Single by Toro y Moi

from the album Outer Peace
- Released: October 23, 2018
- Length: 3:45
- Label: Carpark
- Songwriter(s): Chaz Bear
- Producer(s): Chaz Bear

Toro y Moi singles chronology
| "Omaha" (2018) | "Freelance" (2018) | "Ordinary Pleasure" (2018) |

= Freelance (song) =

2018 single by Toro y Moi

"Freelance" is a 2018 song recorded by American singer-songwriter Chaz Bear under the stage name Toro y Moi. The song was released on October 23, 2018, under Carpark Records. The song was the lead single of Toro y Moi's sixth studio album, Outer Peace.

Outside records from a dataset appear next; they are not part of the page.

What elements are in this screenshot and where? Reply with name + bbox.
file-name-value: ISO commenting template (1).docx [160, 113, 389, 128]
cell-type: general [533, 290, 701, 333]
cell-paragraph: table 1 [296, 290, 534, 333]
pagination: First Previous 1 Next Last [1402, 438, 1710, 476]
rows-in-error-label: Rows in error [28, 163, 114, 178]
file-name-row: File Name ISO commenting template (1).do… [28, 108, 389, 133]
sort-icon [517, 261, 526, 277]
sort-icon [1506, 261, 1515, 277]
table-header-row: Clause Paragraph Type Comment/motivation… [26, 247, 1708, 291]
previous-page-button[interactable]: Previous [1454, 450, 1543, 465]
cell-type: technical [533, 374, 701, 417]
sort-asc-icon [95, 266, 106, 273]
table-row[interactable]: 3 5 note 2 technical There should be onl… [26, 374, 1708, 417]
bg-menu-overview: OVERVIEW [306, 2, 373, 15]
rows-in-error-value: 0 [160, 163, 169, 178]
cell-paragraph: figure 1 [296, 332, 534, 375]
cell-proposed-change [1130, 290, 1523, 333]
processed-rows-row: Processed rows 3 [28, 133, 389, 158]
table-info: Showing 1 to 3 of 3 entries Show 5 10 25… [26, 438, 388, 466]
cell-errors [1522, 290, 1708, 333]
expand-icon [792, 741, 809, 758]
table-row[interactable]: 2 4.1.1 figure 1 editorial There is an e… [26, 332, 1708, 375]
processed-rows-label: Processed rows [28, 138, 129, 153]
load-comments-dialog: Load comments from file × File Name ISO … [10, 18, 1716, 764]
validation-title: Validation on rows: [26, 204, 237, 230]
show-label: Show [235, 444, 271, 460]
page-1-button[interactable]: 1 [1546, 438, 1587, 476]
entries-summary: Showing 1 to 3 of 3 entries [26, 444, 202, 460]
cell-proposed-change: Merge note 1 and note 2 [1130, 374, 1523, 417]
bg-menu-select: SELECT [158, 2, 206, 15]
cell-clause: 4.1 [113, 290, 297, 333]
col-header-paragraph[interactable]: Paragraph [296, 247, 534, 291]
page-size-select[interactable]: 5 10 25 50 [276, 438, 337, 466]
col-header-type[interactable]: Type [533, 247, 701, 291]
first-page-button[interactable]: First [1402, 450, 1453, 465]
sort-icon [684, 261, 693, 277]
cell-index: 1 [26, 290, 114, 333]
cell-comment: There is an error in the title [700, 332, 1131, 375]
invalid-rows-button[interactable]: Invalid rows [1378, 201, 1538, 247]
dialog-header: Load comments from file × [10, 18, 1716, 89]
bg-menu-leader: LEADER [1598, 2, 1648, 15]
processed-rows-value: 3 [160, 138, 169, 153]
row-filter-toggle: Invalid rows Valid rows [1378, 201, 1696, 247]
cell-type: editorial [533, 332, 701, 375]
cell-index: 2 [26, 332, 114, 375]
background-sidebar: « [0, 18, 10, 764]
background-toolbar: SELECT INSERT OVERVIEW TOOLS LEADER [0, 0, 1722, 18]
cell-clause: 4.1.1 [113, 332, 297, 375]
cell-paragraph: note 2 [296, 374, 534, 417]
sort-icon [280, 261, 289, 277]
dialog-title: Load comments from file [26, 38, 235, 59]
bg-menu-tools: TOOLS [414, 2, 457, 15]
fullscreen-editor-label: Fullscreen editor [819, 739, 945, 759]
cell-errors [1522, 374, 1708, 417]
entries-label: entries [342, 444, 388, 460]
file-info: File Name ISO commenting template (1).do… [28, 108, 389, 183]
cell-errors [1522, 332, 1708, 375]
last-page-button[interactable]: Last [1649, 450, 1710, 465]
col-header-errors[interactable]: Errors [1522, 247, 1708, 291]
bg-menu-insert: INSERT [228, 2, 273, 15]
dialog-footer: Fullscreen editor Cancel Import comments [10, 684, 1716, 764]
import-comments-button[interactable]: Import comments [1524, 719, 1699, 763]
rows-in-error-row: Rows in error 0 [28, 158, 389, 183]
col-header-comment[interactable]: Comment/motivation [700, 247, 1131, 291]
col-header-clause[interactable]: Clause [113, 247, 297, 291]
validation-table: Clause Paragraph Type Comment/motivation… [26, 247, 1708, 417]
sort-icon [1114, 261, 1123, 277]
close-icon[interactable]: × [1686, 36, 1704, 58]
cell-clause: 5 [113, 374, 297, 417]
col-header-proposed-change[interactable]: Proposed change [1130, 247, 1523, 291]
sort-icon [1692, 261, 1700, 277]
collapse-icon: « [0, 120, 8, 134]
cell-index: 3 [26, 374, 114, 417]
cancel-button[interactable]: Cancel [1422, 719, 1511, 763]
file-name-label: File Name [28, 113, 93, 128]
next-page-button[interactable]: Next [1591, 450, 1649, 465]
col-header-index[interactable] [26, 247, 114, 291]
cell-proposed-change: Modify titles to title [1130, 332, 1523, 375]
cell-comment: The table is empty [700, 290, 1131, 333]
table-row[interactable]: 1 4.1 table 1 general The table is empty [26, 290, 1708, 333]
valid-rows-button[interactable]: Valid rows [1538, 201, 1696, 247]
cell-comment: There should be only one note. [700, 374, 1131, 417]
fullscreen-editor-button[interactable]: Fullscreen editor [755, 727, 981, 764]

The song was recorded in the San Francisco Bay Area and was inspired by Bear's time spent living in Portland, Oregon.

In a press release, Bear stated that "Freelance" is "a response to how disposable culture has become and how it affects creativity".

== Critical response ==
Pitchfork, reviewing the track and the meaning of its lyrics, said that "disillusionment has never sounded so danceable". Wired said that "Freelance" is "built like a disco software stack", later clarifying that the statement is "a very good thing". Vice complimented the track, stating that the track gave a "very late-90s, post-disco revival" vibe; Vice later interviewed Bear about the single.

== Music video ==
The music video for "Freelance" features Bear sitting on a yoga ball, as well as a pink-orange gradient background, both of which are featured on the album cover of Outer Peace.

== Lyrics ==
Some of the lyrics in "Freelance" were taken from "Hotcha Girls", a 2002 song by Ugly Casanova.

In the chorus of "Freelance", Bear interpolates part of "Leaf House", a song by Animal Collective.